There was quite an effort on the part of the Indian teens to make the appointed Skype session, said Assistant Professor of Curriculum and Instruction Debra Shulsky. “For them, it was over 10 hours ahead, which made it quite late at night, and the technical problems caused a delay. They stayed at school very late and had to go to school in the morning, but their teacher said they were very happy and they made it work.”
Discussions are about encouraging teens to make connections, Shulsky continued. “Dr. Baker and I do research on the topic of global citizenship, and this event mirrors those ideas. We are more alike than different and we can start that conversation through great literature.”
The American students listened to their Indian counterparts talk about their struggles and gained new insight into their own lives. “One girl said that after hearing about the lives of Indian girls, she’d never take her education for granted again,” said Preeti Jain, assistant professor of early childhood education. “A theme of one of the poems was the importance of the support of family and friends during difficult times. An Indian girl spoke of the support she’d gotten after disclosing she’d been sexually abused.”

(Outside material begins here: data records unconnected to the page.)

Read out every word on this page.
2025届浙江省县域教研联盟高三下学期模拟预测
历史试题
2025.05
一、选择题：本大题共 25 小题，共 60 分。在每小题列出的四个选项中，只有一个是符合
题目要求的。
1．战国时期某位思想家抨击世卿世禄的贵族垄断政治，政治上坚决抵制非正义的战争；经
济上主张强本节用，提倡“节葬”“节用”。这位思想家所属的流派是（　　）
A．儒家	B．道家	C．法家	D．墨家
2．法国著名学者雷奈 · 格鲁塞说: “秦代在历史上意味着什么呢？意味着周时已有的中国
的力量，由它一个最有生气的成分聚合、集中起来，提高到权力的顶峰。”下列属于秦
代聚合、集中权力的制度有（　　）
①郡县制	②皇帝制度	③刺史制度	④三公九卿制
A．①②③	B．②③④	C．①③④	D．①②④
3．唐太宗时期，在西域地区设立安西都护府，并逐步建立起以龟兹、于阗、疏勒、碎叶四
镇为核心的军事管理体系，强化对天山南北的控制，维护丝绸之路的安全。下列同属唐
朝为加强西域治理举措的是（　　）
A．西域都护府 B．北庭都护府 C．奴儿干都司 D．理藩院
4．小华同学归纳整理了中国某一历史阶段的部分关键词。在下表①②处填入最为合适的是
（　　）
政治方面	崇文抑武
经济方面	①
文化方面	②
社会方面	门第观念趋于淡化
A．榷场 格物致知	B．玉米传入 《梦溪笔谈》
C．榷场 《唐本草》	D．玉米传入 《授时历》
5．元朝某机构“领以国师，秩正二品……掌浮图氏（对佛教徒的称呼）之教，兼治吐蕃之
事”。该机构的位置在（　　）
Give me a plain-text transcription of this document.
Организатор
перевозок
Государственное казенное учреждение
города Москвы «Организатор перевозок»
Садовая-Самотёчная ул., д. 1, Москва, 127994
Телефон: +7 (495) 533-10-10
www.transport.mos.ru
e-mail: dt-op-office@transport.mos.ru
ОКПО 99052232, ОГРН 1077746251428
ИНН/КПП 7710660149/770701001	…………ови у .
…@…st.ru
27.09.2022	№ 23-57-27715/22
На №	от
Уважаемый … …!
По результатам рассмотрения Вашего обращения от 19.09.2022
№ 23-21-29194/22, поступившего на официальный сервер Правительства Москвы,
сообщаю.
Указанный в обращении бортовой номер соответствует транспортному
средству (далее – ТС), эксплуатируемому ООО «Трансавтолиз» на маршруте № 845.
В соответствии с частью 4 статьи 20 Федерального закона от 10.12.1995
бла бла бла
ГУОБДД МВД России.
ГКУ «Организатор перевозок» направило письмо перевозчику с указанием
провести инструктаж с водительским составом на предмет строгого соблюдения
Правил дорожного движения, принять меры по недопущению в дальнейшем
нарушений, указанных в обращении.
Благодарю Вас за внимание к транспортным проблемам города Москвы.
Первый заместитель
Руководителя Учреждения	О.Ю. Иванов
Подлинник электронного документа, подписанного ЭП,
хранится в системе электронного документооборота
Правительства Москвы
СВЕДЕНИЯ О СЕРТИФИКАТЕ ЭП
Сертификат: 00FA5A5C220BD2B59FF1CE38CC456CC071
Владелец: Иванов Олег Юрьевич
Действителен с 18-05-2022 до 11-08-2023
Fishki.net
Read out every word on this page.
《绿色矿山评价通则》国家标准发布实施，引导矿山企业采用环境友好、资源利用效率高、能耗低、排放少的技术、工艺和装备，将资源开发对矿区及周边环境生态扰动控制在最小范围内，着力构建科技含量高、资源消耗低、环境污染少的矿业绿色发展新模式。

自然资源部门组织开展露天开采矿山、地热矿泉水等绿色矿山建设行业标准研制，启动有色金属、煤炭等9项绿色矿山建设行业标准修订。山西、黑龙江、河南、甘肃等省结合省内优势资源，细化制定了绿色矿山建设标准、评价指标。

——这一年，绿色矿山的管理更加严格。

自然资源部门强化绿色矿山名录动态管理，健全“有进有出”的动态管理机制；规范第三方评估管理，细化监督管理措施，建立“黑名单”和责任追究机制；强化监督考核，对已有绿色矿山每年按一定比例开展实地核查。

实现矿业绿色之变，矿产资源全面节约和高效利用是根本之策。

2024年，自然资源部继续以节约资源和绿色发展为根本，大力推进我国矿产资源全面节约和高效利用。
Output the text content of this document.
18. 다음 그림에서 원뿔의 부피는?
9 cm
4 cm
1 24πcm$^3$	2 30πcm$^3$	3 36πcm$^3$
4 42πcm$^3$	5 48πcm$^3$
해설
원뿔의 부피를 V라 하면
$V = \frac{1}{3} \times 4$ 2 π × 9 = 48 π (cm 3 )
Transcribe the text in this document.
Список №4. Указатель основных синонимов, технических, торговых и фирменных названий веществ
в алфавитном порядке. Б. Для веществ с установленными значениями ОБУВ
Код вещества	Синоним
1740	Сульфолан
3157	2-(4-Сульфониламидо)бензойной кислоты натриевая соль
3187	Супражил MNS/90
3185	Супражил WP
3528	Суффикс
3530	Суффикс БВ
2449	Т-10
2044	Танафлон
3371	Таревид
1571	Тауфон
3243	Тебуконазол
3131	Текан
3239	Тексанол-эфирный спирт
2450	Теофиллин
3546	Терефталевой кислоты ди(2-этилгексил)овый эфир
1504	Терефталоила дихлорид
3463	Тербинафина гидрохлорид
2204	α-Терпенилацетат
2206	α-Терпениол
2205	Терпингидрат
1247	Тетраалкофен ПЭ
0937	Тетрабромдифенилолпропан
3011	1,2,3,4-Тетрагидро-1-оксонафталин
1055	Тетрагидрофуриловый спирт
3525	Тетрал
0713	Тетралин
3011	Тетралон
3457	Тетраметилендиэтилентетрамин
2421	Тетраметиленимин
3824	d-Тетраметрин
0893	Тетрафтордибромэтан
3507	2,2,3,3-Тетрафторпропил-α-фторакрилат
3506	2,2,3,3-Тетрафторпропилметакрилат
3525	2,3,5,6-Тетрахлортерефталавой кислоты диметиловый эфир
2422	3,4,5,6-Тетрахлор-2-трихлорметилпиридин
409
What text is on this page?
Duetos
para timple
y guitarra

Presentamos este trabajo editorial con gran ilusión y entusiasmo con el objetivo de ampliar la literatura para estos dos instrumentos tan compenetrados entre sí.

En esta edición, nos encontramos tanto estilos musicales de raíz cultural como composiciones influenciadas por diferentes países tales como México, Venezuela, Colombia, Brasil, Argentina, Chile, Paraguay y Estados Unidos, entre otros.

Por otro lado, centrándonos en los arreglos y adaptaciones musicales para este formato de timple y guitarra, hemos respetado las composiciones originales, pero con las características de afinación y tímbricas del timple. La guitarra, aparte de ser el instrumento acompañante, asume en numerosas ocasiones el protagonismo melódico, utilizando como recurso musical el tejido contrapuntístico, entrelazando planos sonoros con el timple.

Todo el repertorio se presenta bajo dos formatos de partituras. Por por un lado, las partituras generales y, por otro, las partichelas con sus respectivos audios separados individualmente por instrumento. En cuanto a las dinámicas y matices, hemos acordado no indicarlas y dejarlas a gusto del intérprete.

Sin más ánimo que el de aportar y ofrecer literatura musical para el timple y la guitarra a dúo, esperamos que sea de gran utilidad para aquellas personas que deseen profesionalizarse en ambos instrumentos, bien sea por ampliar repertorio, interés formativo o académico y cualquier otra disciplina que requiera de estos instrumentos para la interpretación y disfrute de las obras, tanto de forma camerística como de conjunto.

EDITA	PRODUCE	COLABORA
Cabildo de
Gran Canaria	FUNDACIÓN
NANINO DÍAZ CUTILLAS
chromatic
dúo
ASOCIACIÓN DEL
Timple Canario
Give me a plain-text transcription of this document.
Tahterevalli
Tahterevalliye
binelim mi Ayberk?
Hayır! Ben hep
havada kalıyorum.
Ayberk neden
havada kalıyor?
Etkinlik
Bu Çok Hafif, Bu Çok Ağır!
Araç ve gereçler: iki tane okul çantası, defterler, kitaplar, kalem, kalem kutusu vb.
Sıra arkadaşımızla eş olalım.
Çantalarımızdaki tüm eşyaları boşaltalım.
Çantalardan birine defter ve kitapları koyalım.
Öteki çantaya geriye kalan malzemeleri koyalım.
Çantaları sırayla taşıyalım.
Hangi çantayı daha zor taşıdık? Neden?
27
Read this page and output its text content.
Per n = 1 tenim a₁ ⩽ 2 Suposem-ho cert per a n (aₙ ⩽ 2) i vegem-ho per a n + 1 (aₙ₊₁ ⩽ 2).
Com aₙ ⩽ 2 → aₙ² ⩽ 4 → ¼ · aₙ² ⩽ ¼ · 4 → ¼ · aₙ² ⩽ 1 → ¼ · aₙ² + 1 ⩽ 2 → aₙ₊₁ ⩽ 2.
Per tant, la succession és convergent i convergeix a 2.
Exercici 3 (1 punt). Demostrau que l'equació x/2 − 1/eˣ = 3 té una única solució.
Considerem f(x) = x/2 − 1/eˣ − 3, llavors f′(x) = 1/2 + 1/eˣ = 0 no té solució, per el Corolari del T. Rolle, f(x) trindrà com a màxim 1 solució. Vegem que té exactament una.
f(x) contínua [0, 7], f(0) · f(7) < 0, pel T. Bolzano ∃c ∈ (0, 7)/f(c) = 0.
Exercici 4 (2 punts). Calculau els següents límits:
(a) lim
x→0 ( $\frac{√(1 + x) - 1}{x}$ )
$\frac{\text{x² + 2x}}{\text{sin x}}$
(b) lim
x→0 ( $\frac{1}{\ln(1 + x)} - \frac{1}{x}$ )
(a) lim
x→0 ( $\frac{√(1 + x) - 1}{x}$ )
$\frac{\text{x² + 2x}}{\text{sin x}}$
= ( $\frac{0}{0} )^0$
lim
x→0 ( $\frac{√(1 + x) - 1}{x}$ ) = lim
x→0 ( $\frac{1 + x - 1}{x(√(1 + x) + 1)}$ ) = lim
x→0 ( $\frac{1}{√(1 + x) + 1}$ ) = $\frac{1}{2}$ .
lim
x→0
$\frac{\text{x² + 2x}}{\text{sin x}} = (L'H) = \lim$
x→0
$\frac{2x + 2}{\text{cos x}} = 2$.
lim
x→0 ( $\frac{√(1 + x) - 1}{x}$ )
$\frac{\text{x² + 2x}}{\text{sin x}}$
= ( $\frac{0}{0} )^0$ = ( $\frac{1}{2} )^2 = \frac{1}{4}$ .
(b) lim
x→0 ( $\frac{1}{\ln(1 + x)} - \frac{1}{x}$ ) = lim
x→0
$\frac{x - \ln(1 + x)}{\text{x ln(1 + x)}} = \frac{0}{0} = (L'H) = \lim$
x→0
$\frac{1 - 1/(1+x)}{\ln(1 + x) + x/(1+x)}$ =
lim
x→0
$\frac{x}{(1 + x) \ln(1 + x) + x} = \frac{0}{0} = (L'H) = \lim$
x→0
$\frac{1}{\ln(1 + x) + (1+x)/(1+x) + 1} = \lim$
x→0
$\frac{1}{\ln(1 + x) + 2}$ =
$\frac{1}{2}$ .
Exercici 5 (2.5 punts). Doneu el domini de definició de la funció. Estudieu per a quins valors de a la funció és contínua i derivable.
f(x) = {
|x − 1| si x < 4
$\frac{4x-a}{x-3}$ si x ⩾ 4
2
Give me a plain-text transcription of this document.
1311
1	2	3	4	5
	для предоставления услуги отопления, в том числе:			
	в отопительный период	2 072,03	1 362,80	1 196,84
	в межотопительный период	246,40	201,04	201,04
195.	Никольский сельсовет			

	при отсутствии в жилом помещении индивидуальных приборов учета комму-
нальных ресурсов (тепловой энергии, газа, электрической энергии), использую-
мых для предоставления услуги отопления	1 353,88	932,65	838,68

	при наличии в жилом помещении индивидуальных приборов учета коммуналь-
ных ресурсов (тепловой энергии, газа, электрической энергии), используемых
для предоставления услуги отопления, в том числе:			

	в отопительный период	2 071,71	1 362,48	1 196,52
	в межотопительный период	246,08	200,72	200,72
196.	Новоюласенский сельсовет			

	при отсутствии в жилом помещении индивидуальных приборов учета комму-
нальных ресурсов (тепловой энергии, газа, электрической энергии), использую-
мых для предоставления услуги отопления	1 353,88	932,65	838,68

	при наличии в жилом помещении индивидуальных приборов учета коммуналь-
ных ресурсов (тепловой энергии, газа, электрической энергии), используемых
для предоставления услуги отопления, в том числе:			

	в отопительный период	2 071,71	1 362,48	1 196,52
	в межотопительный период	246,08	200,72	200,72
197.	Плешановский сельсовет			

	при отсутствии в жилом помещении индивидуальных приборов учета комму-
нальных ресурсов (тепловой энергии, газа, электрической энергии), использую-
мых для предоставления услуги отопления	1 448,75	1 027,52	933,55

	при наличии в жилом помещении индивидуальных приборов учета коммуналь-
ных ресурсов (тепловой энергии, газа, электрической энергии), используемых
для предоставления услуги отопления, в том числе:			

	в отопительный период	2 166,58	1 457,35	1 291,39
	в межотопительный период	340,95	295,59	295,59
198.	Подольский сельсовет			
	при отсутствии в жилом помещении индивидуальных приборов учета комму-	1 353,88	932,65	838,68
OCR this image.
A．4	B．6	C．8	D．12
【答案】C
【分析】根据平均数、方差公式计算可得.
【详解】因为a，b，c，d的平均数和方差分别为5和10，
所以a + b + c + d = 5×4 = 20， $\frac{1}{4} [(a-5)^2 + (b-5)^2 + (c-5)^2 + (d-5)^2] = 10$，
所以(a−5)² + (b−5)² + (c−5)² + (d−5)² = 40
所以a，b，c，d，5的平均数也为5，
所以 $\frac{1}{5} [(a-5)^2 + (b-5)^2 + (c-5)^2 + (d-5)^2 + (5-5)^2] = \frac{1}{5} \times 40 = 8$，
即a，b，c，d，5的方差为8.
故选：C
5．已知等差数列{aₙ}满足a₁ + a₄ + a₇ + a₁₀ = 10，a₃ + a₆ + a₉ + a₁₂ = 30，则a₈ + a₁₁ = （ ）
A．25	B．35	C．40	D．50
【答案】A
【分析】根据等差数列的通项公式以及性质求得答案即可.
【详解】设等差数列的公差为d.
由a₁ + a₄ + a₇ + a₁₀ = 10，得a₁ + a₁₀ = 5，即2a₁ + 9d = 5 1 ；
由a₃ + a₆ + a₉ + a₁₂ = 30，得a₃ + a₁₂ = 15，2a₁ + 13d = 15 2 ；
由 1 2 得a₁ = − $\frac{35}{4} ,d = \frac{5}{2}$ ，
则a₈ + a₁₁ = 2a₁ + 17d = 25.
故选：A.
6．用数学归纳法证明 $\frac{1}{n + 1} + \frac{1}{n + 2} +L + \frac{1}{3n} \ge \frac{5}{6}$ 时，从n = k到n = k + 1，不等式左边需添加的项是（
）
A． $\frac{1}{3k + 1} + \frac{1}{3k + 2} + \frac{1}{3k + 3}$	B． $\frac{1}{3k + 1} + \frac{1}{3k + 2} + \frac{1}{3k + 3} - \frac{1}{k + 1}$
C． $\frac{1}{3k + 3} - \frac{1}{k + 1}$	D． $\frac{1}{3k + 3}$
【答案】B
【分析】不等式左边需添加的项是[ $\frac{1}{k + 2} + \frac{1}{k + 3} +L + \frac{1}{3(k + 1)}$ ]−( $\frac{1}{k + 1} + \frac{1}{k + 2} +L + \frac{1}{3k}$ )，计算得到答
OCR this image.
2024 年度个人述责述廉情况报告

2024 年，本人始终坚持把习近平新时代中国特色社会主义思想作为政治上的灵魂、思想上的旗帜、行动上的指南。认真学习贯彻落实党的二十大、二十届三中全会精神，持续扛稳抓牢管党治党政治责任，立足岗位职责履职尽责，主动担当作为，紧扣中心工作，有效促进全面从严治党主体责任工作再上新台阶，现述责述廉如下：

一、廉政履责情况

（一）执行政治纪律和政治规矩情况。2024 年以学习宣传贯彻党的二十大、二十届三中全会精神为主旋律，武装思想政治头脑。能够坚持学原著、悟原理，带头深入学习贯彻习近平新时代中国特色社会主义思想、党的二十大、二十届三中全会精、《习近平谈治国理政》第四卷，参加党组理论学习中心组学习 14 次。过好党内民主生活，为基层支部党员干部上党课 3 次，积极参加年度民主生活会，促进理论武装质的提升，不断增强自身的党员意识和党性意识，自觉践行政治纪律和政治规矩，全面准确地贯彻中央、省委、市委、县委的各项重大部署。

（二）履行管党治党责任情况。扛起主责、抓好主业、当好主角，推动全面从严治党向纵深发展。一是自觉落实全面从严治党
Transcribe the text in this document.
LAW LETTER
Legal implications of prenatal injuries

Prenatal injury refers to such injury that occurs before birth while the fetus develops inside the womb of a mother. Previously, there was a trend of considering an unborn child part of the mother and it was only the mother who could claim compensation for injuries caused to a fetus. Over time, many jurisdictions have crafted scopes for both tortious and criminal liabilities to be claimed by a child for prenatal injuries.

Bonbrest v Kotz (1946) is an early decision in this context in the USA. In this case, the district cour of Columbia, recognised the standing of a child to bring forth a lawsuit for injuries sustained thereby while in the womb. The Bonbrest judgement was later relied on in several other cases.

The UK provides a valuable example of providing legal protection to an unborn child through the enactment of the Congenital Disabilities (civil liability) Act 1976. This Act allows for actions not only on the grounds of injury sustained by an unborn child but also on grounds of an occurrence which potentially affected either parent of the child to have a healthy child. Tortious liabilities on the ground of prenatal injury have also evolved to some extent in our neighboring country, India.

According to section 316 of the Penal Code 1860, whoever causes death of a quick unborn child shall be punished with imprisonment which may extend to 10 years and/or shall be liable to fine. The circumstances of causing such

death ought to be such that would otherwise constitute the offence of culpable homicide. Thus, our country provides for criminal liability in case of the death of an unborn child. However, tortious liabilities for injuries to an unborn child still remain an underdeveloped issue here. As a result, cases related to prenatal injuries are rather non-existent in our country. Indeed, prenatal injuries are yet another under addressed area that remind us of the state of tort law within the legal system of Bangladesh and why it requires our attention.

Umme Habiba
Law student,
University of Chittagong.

Other girls spoke of arranged marriages, skin color, career choices and education for women. “The literature we choose presents ideas about being human and the freedom to be who you are,” Shulsky said. “The students brought up their personal experiences as a result of those discussions.”
Baker said that she, Shulsky and Jain plan to remain liaisons for The Globe Reads and help set up more Skype reading sessions with PHS and other schools from different cultures. “It will be interesting to see the change of students’ perspective over time,” she said.